Conventional chemotherapeutics used to fight cancer promote off-target damage in cells and organs that are not affected by the disease. This major drawback may be overcome with the development of tumor-targeted therapies, in which the antitumoral drugs are selectively delivered to tumoral cells using the efficient recognition between a receptor overexpressed in these cells and its ligand, without promoting off-side effects in the rest of the body.
The group of Nanobiotechnology (NBT) from the Institut de Biotecnologia i Biomedicina (IBB-UAB), led by Prof. Antonio Villaverde, develops a new concept of pharmaceuticals based on protein nanoparticles, in close collaboration with the group of Oncogenesis and Antitumor Drugs (GOA) from the Institut d’Investigació Biomèdica Sant Pau (IIB-Sant Pau) and the group of Nucleic Acids Chemistry from the Institute for Advanced Chemistry of Catalonia (IQAC-CSIC), respectively lead by Prof. Ramon Mangues and Prof. Ramon Eritja. This research is conducted in the frame of the Director plan of CIBER-BBN, an excellence center from the Instituto de Salud Carlos III, to which all the groups belong, being assisted by three Nanbiosis ICTS units (U1, Protein Production Platform; U18, Nanotoxicology Unit; U29, Oligonucleotide Synthesis Platform).
The generated pharmaceuticals are selective for metastatic stem cells, responsible of cancer propagation, recurrence and bad prognosis, that overexpress in their surface the CXCR4 receptor, present in 23 distinct human neoplasias. Using a precise protein engineering, we generate multi-functional protein nanoparticles that remain in the bloodstream for long times and selectively enter and destroy metastatic stem cells, thus contributing to stop cancer progression. In the last years, we have employed two main strategies in the development of antitumoral protein nanoparticles. On one side, current chemotherapeutics already used in clinics in non-targeted approaches, such as Floxuridine or Monomethyl Auristatin E, are chemically linked to targeted protein nanoparticles that serve as drug delivery systems and comprise an inert scaffold, a polyhistidine tag and a targeting peptide that directs their effect to the CXCR4-tumor. On the other side, the inert scaffold of our protein nanoparticles is replaced by toxins, venoms or other death-inducer proteins that confer the protein nanoparticle an intrinsic antitumoral activity, without the need of delivering chemical drugs. Both strategies are protected by intellectual property rights.

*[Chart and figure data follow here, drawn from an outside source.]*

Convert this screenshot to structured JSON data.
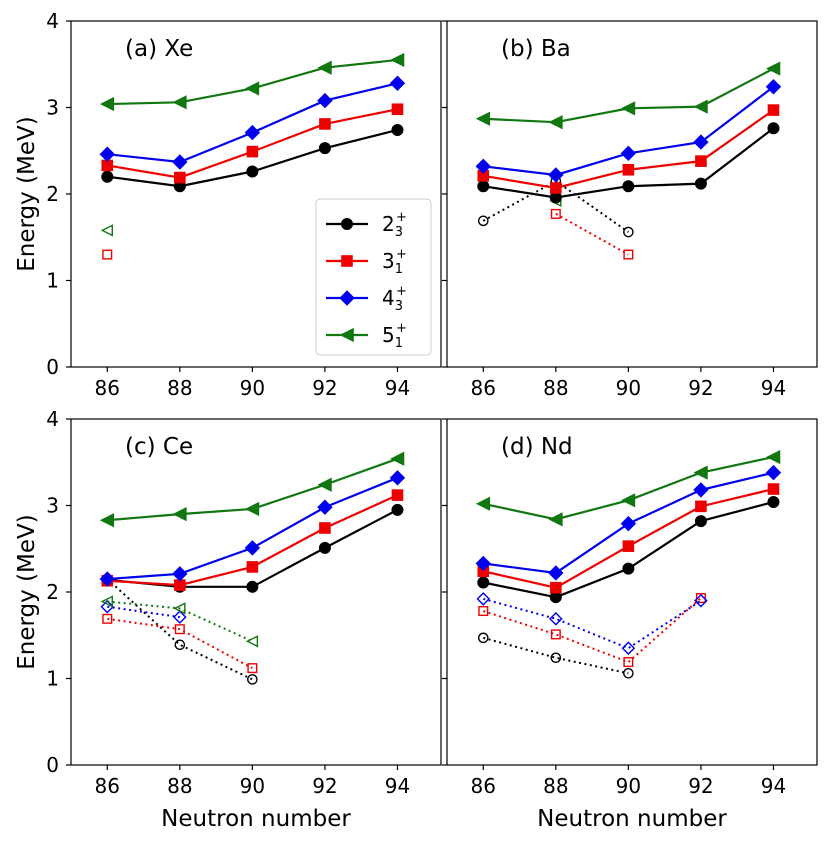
{
  "chart_data": {
    "type": "line",
    "xlabel": "Neutron number",
    "ylabel": "Energy (MeV)",
    "xlim": [
      85,
      95.2
    ],
    "ylim": [
      0,
      4
    ],
    "xticks": [
      86,
      88,
      90,
      92,
      94
    ],
    "yticks": [
      0,
      1,
      2,
      3,
      4
    ],
    "series_styles": [
      {
        "key": "s2",
        "color": "#000000",
        "marker": "circle",
        "label_main": "2",
        "label_sub": "3",
        "label_sup": "+"
      },
      {
        "key": "s3",
        "color": "#ee0000",
        "marker": "square",
        "label_main": "3",
        "label_sub": "1",
        "label_sup": "+"
      },
      {
        "key": "s4",
        "color": "#0000ee",
        "marker": "diamond",
        "label_main": "4",
        "label_sub": "3",
        "label_sup": "+"
      },
      {
        "key": "s5",
        "color": "#117711",
        "marker": "triangle-left",
        "label_main": "5",
        "label_sub": "1",
        "label_sup": "+"
      }
    ],
    "panels": [
      {
        "title": "(a) Xe",
        "solid": {
          "s2": {
            "x": [
              86,
              88,
              90,
              92,
              94
            ],
            "y": [
              2.2,
              2.09,
              2.26,
              2.53,
              2.74
            ]
          },
          "s3": {
            "x": [
              86,
              88,
              90,
              92,
              94
            ],
            "y": [
              2.33,
              2.19,
              2.49,
              2.81,
              2.98
            ]
          },
          "s4": {
            "x": [
              86,
              88,
              90,
              92,
              94
            ],
            "y": [
              2.46,
              2.37,
              2.71,
              3.08,
              3.28
            ]
          },
          "s5": {
            "x": [
              86,
              88,
              90,
              92,
              94
            ],
            "y": [
              3.04,
              3.06,
              3.22,
              3.46,
              3.55
            ]
          }
        },
        "open": {
          "s3": {
            "x": [
              86
            ],
            "y": [
              1.3
            ]
          },
          "s5": {
            "x": [
              86
            ],
            "y": [
              1.58
            ]
          }
        }
      },
      {
        "title": "(b) Ba",
        "solid": {
          "s2": {
            "x": [
              86,
              88,
              90,
              92,
              94
            ],
            "y": [
              2.09,
              1.96,
              2.09,
              2.12,
              2.76
            ]
          },
          "s3": {
            "x": [
              86,
              88,
              90,
              92,
              94
            ],
            "y": [
              2.21,
              2.07,
              2.28,
              2.38,
              2.97
            ]
          },
          "s4": {
            "x": [
              86,
              88,
              90,
              92,
              94
            ],
            "y": [
              2.32,
              2.22,
              2.47,
              2.6,
              3.24
            ]
          },
          "s5": {
            "x": [
              86,
              88,
              90,
              92,
              94
            ],
            "y": [
              2.87,
              2.83,
              2.99,
              3.01,
              3.45
            ]
          }
        },
        "open": {
          "s2": {
            "x": [
              86,
              88,
              90
            ],
            "y": [
              1.69,
              2.15,
              1.56
            ]
          },
          "s3": {
            "x": [
              88,
              90
            ],
            "y": [
              1.77,
              1.3
            ]
          },
          "s5": {
            "x": [
              88
            ],
            "y": [
              1.92
            ]
          }
        }
      },
      {
        "title": "(c) Ce",
        "solid": {
          "s2": {
            "x": [
              86,
              88,
              90,
              92,
              94
            ],
            "y": [
              2.14,
              2.06,
              2.06,
              2.51,
              2.95
            ]
          },
          "s3": {
            "x": [
              86,
              88,
              90,
              92,
              94
            ],
            "y": [
              2.13,
              2.08,
              2.29,
              2.74,
              3.12
            ]
          },
          "s4": {
            "x": [
              86,
              88,
              90,
              92,
              94
            ],
            "y": [
              2.15,
              2.21,
              2.51,
              2.98,
              3.32
            ]
          },
          "s5": {
            "x": [
              86,
              88,
              90,
              92,
              94
            ],
            "y": [
              2.83,
              2.9,
              2.96,
              3.24,
              3.54
            ]
          }
        },
        "open": {
          "s2": {
            "x": [
              86,
              88,
              90
            ],
            "y": [
              2.15,
              1.39,
              0.99
            ]
          },
          "s3": {
            "x": [
              86,
              88,
              90
            ],
            "y": [
              1.69,
              1.57,
              1.12
            ]
          },
          "s4": {
            "x": [
              86,
              88
            ],
            "y": [
              1.83,
              1.71
            ]
          },
          "s5": {
            "x": [
              86,
              88,
              90
            ],
            "y": [
              1.89,
              1.81,
              1.43
            ]
          }
        }
      },
      {
        "title": "(d) Nd",
        "solid": {
          "s2": {
            "x": [
              86,
              88,
              90,
              92,
              94
            ],
            "y": [
              2.11,
              1.94,
              2.27,
              2.82,
              3.04
            ]
          },
          "s3": {
            "x": [
              86,
              88,
              90,
              92,
              94
            ],
            "y": [
              2.24,
              2.05,
              2.53,
              2.99,
              3.19
            ]
          },
          "s4": {
            "x": [
              86,
              88,
              90,
              92,
              94
            ],
            "y": [
              2.33,
              2.22,
              2.79,
              3.18,
              3.38
            ]
          },
          "s5": {
            "x": [
              86,
              88,
              90,
              92,
              94
            ],
            "y": [
              3.02,
              2.84,
              3.06,
              3.38,
              3.56
            ]
          }
        },
        "open": {
          "s2": {
            "x": [
              86,
              88,
              90
            ],
            "y": [
              1.47,
              1.24,
              1.06
            ]
          },
          "s3": {
            "x": [
              86,
              88,
              90,
              92
            ],
            "y": [
              1.78,
              1.51,
              1.19,
              1.93
            ]
          },
          "s4": {
            "x": [
              86,
              88,
              90,
              92
            ],
            "y": [
              1.92,
              1.69,
              1.35,
              1.9
            ]
          }
        }
      }
    ]
  }
}
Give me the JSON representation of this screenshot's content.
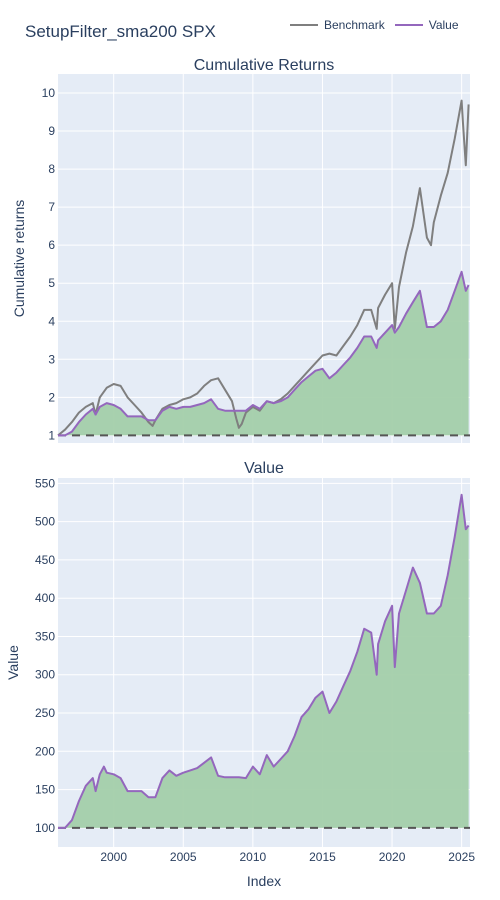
{
  "title": "SetupFilter_sma200 SPX",
  "legend": [
    {
      "name": "Benchmark",
      "color": "#7f7f7f"
    },
    {
      "name": "Value",
      "color": "#9467bd"
    }
  ],
  "colors": {
    "plot_bg": "#e5ecf6",
    "fill": "#a3cfaa",
    "baseline": "#555555"
  },
  "chart_data": [
    {
      "type": "line",
      "title": "Cumulative Returns",
      "xlabel": "",
      "ylabel": "Cumulative returns",
      "xlim": [
        1996.0,
        2025.6
      ],
      "ylim": [
        0.8,
        10.5
      ],
      "yticks": [
        1,
        2,
        3,
        4,
        5,
        6,
        7,
        8,
        9,
        10
      ],
      "baseline": 1,
      "series": [
        {
          "name": "Benchmark",
          "color": "#7f7f7f",
          "x": [
            1996.0,
            1996.5,
            1997.0,
            1997.5,
            1998.0,
            1998.5,
            1998.7,
            1999.0,
            1999.5,
            2000.0,
            2000.5,
            2001.0,
            2001.5,
            2002.0,
            2002.5,
            2002.8,
            2003.0,
            2003.5,
            2004.0,
            2004.5,
            2005.0,
            2005.5,
            2006.0,
            2006.5,
            2007.0,
            2007.5,
            2008.0,
            2008.5,
            2008.8,
            2009.0,
            2009.2,
            2009.5,
            2010.0,
            2010.5,
            2011.0,
            2011.5,
            2012.0,
            2012.5,
            2013.0,
            2013.5,
            2014.0,
            2014.5,
            2015.0,
            2015.5,
            2016.0,
            2016.5,
            2017.0,
            2017.5,
            2018.0,
            2018.5,
            2018.9,
            2019.0,
            2019.5,
            2020.0,
            2020.2,
            2020.5,
            2021.0,
            2021.5,
            2022.0,
            2022.5,
            2022.8,
            2023.0,
            2023.5,
            2024.0,
            2024.5,
            2025.0,
            2025.1,
            2025.3,
            2025.5
          ],
          "y": [
            1.0,
            1.15,
            1.35,
            1.6,
            1.75,
            1.85,
            1.55,
            2.0,
            2.25,
            2.35,
            2.3,
            2.0,
            1.8,
            1.6,
            1.35,
            1.25,
            1.4,
            1.7,
            1.8,
            1.85,
            1.95,
            2.0,
            2.1,
            2.3,
            2.45,
            2.5,
            2.2,
            1.9,
            1.45,
            1.2,
            1.3,
            1.6,
            1.75,
            1.65,
            1.9,
            1.85,
            1.95,
            2.1,
            2.3,
            2.5,
            2.7,
            2.9,
            3.1,
            3.15,
            3.1,
            3.35,
            3.6,
            3.9,
            4.3,
            4.3,
            3.8,
            4.35,
            4.7,
            5.0,
            3.8,
            4.9,
            5.8,
            6.5,
            7.5,
            6.2,
            6.0,
            6.6,
            7.3,
            7.9,
            8.8,
            9.8,
            9.2,
            8.1,
            9.7
          ]
        },
        {
          "name": "Value",
          "color": "#9467bd",
          "x": [
            1996.0,
            1996.5,
            1997.0,
            1997.5,
            1998.0,
            1998.5,
            1998.7,
            1999.0,
            1999.5,
            2000.0,
            2000.5,
            2001.0,
            2002.0,
            2002.5,
            2003.0,
            2003.5,
            2004.0,
            2004.5,
            2005.0,
            2005.5,
            2006.0,
            2006.5,
            2007.0,
            2007.5,
            2008.0,
            2009.0,
            2009.5,
            2010.0,
            2010.5,
            2011.0,
            2011.5,
            2012.0,
            2012.5,
            2013.0,
            2013.5,
            2014.0,
            2014.5,
            2015.0,
            2015.5,
            2016.0,
            2016.5,
            2017.0,
            2017.5,
            2018.0,
            2018.5,
            2018.9,
            2019.0,
            2019.5,
            2020.0,
            2020.2,
            2020.5,
            2021.0,
            2021.5,
            2022.0,
            2022.5,
            2023.0,
            2023.5,
            2024.0,
            2024.5,
            2025.0,
            2025.3,
            2025.5
          ],
          "y": [
            1.0,
            1.0,
            1.1,
            1.35,
            1.55,
            1.7,
            1.55,
            1.75,
            1.85,
            1.8,
            1.7,
            1.5,
            1.5,
            1.4,
            1.4,
            1.65,
            1.75,
            1.7,
            1.75,
            1.75,
            1.8,
            1.85,
            1.95,
            1.7,
            1.65,
            1.65,
            1.65,
            1.8,
            1.7,
            1.9,
            1.85,
            1.9,
            2.0,
            2.2,
            2.4,
            2.55,
            2.7,
            2.75,
            2.5,
            2.65,
            2.85,
            3.05,
            3.3,
            3.6,
            3.6,
            3.3,
            3.5,
            3.7,
            3.9,
            3.7,
            3.85,
            4.2,
            4.5,
            4.8,
            3.85,
            3.85,
            4.0,
            4.3,
            4.8,
            5.3,
            4.8,
            4.95
          ]
        }
      ]
    },
    {
      "type": "area",
      "title": "Value",
      "xlabel": "Index",
      "ylabel": "Value",
      "xlim": [
        1996.0,
        2025.6
      ],
      "ylim": [
        75,
        557
      ],
      "yticks": [
        100,
        150,
        200,
        250,
        300,
        350,
        400,
        450,
        500,
        550
      ],
      "xticks": [
        2000,
        2005,
        2010,
        2015,
        2020,
        2025
      ],
      "baseline": 100,
      "series": [
        {
          "name": "Value",
          "color": "#9467bd",
          "x": [
            1996.0,
            1996.5,
            1997.0,
            1997.5,
            1998.0,
            1998.5,
            1998.7,
            1999.0,
            1999.3,
            1999.5,
            2000.0,
            2000.5,
            2001.0,
            2002.0,
            2002.5,
            2003.0,
            2003.5,
            2004.0,
            2004.5,
            2005.0,
            2005.5,
            2006.0,
            2006.5,
            2007.0,
            2007.5,
            2008.0,
            2009.0,
            2009.5,
            2010.0,
            2010.5,
            2011.0,
            2011.5,
            2012.0,
            2012.5,
            2013.0,
            2013.5,
            2014.0,
            2014.5,
            2015.0,
            2015.5,
            2016.0,
            2016.5,
            2017.0,
            2017.5,
            2018.0,
            2018.5,
            2018.9,
            2019.0,
            2019.5,
            2020.0,
            2020.2,
            2020.5,
            2021.0,
            2021.5,
            2022.0,
            2022.5,
            2023.0,
            2023.5,
            2024.0,
            2024.5,
            2025.0,
            2025.3,
            2025.5
          ],
          "y": [
            100,
            100,
            110,
            135,
            155,
            165,
            148,
            170,
            180,
            172,
            170,
            165,
            148,
            148,
            140,
            140,
            165,
            175,
            168,
            172,
            175,
            178,
            185,
            192,
            168,
            166,
            166,
            165,
            180,
            170,
            195,
            180,
            190,
            200,
            220,
            245,
            255,
            270,
            278,
            250,
            265,
            285,
            305,
            330,
            360,
            355,
            300,
            340,
            370,
            390,
            310,
            380,
            410,
            440,
            420,
            380,
            380,
            390,
            430,
            480,
            535,
            490,
            495
          ]
        }
      ]
    }
  ]
}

Recently, we have explored the possibility of combining both strategies to generate intrinsically toxic nanoparticles loaded with conventional chemotherapeutics in a single pharmacological entity. This way, we seek to potentiate their antitumoral effect and face the appearance of resistances in the tumor. In this initial step, the concept proposed has been demonstrated as fully feasible, as stable nanoparticles that contain both the toxin and the loaded chemotherapeutics were generated. Although these novel nanomaterials do not improve toxic antitumoral activities in CXCR4+ tumor cell lines, this research has been crucial to identify the main bottleneck of the technology, that is achieving a precise control of the drug-binding site in order to maintain the antitumoral activity of targeted toxins, which must act at the same time as active principle and as anchoring site for chemical drugs.
This novel platform recruits in a single pharmacological entity different therapeutic actions and may open a broad investigation field in the design of antitumoral drugs. The current results of this project have been published in the scientific journal Acta Biomaterialia and presented in the international conference NALS2022 by Eric Voltà-Durán.